Re: LWP::NOT so simple
by webfiend (Vicar) on Mar 17, 2003 at 18:05 UTC

    Does the script work at any other sites? It works dandy for me, other than the fact that "use HTML::LinkExtor" needs to be in there somewhere.

    Do you happen to know if LWP was configured for your proxy when it was installed?


    I just realized that I was using the same sig for nearly three years.

      I'm sure it wasn't...I didn't do anything special for it. How do I configure it?

        I think bart's suggestion below, at Re: LWP::NOT so simple is the way to go :-)

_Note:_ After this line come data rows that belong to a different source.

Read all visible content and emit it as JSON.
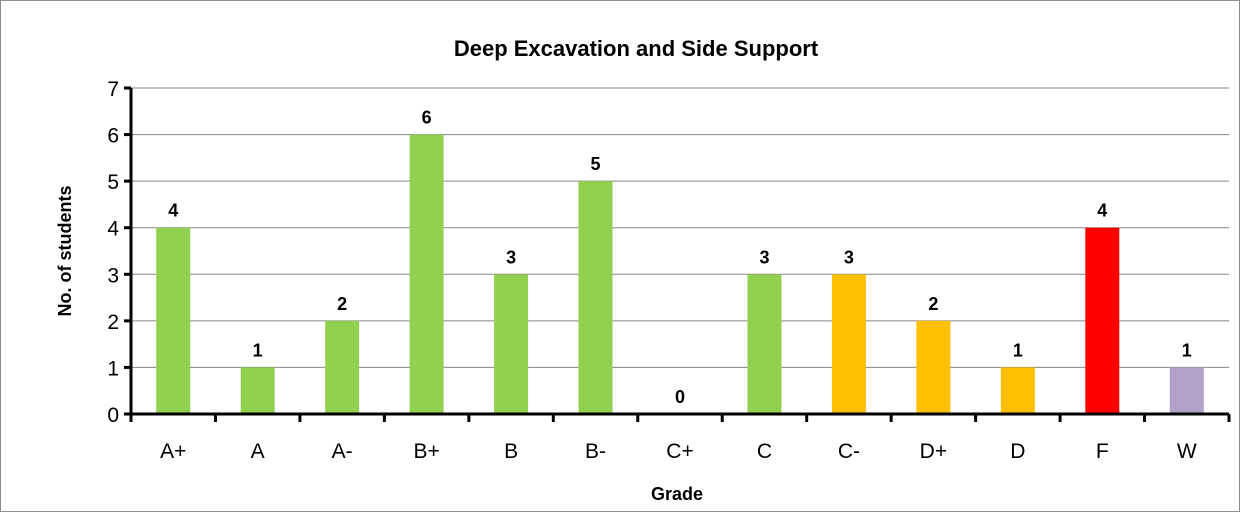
{
  "chart_data": {
    "type": "bar",
    "title": "Deep Excavation and Side Support",
    "xlabel": "Grade",
    "ylabel": "No. of students",
    "categories": [
      "A+",
      "A",
      "A-",
      "B+",
      "B",
      "B-",
      "C+",
      "C",
      "C-",
      "D+",
      "D",
      "F",
      "W"
    ],
    "values": [
      4,
      1,
      2,
      6,
      3,
      5,
      0,
      3,
      3,
      2,
      1,
      4,
      1
    ],
    "bar_colors": [
      "#92d050",
      "#92d050",
      "#92d050",
      "#92d050",
      "#92d050",
      "#92d050",
      "#92d050",
      "#92d050",
      "#ffc000",
      "#ffc000",
      "#ffc000",
      "#ff0000",
      "#b1a0c7"
    ],
    "ylim": [
      0,
      7
    ],
    "yticks": [
      0,
      1,
      2,
      3,
      4,
      5,
      6,
      7
    ],
    "grid": true,
    "legend": "none",
    "data_labels": true
  }
}
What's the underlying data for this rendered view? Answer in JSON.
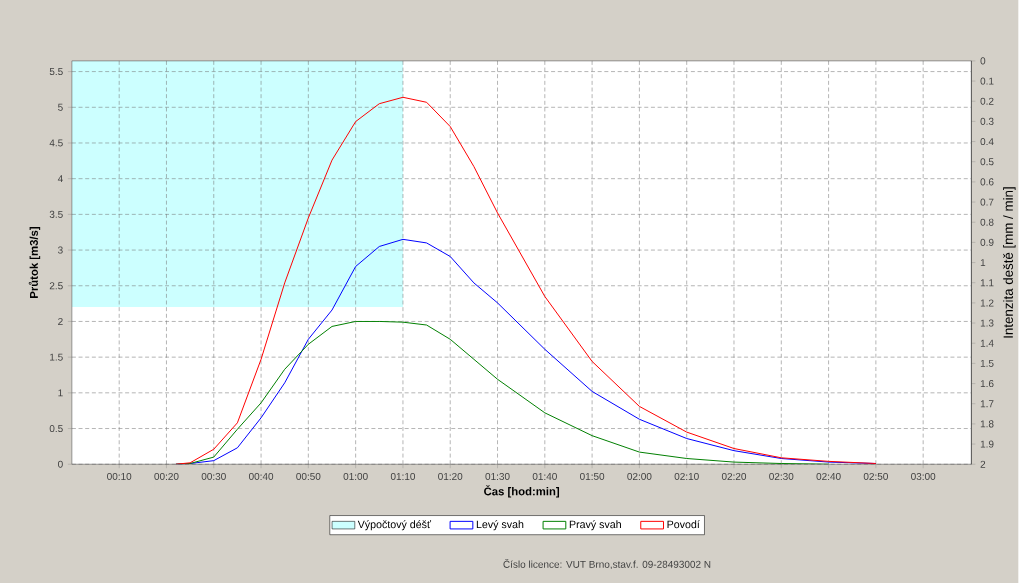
{
  "chart_data": {
    "type": "line",
    "xlabel": "Čas [hod:min]",
    "ylabel": "Průtok [m3/s]",
    "y2label": "Intenzita deště [mm / min]",
    "x": [
      0.3667,
      0.4167,
      0.5,
      0.5833,
      0.6667,
      0.75,
      0.8333,
      0.9167,
      1.0,
      1.0833,
      1.1667,
      1.25,
      1.3333,
      1.4167,
      1.5,
      1.6667,
      1.8333,
      2.0,
      2.1667,
      2.3333,
      2.5,
      2.6667,
      2.8333
    ],
    "series": [
      {
        "name": "Výpočtový déšť",
        "type": "area",
        "axis": "y2",
        "color": "#ccffff",
        "x": [
          0,
          1.1667
        ],
        "values": [
          1.22,
          1.22
        ]
      },
      {
        "name": "Levý svah",
        "color": "#0000ff",
        "values": [
          0,
          0.01,
          0.05,
          0.23,
          0.65,
          1.14,
          1.75,
          2.16,
          2.77,
          3.05,
          3.15,
          3.1,
          2.91,
          2.54,
          2.26,
          1.61,
          1.02,
          0.63,
          0.36,
          0.19,
          0.08,
          0.03,
          0.01
        ]
      },
      {
        "name": "Pravý svah",
        "color": "#008000",
        "values": [
          0,
          0.01,
          0.1,
          0.49,
          0.86,
          1.33,
          1.68,
          1.93,
          2.0,
          2.0,
          1.99,
          1.95,
          1.75,
          1.47,
          1.19,
          0.72,
          0.4,
          0.17,
          0.08,
          0.03,
          0.01,
          0,
          null
        ]
      },
      {
        "name": "Povodí",
        "color": "#ff0000",
        "values": [
          0,
          0.02,
          0.21,
          0.58,
          1.47,
          2.54,
          3.45,
          4.26,
          4.8,
          5.05,
          5.14,
          5.07,
          4.73,
          4.17,
          3.52,
          2.35,
          1.44,
          0.81,
          0.45,
          0.22,
          0.09,
          0.04,
          0.01
        ]
      }
    ],
    "xlim": [
      0,
      3.17
    ],
    "xticks": [
      {
        "value": 0.1667,
        "label": "00:10"
      },
      {
        "value": 0.3333,
        "label": "00:20"
      },
      {
        "value": 0.5,
        "label": "00:30"
      },
      {
        "value": 0.6667,
        "label": "00:40"
      },
      {
        "value": 0.8333,
        "label": "00:50"
      },
      {
        "value": 1.0,
        "label": "01:00"
      },
      {
        "value": 1.1667,
        "label": "01:10"
      },
      {
        "value": 1.3333,
        "label": "01:20"
      },
      {
        "value": 1.5,
        "label": "01:30"
      },
      {
        "value": 1.6667,
        "label": "01:40"
      },
      {
        "value": 1.8333,
        "label": "01:50"
      },
      {
        "value": 2.0,
        "label": "02:00"
      },
      {
        "value": 2.1667,
        "label": "02:10"
      },
      {
        "value": 2.3333,
        "label": "02:20"
      },
      {
        "value": 2.5,
        "label": "02:30"
      },
      {
        "value": 2.6667,
        "label": "02:40"
      },
      {
        "value": 2.8333,
        "label": "02:50"
      },
      {
        "value": 3.0,
        "label": "03:00"
      }
    ],
    "ylim": [
      0,
      5.65
    ],
    "yticks": [
      0,
      0.5,
      1,
      1.5,
      2,
      2.5,
      3,
      3.5,
      4,
      4.5,
      5,
      5.5
    ],
    "y2lim": [
      2,
      0
    ],
    "y2ticks": [
      0,
      0.1,
      0.2,
      0.3,
      0.4,
      0.5,
      0.6,
      0.7,
      0.8,
      0.9,
      1,
      1.1,
      1.2,
      1.3,
      1.4,
      1.5,
      1.6,
      1.7,
      1.8,
      1.9,
      2
    ],
    "grid": true,
    "legend": "bottom",
    "annotations": [
      "Číslo licence: VUT Brno,stav.f. 09-28493002 N"
    ]
  }
}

        I just realized that I was using the same sig for nearly three years.

Re: LWP::NOT so simple
by bart (Canon) on Mar 17, 2003 at 19:26 UTC
    Set your environment variable HTTP_PROXY to the URL of your proxy, in the format like "http://proxy.pandora.be:8080" — that's the proxy my provider makes me use. Next, after you created the $ua, and before trying to retrieve the page over http, call
    $ua->env_proxy;
    That should do the trick — unless you still need a username and password for the proxy?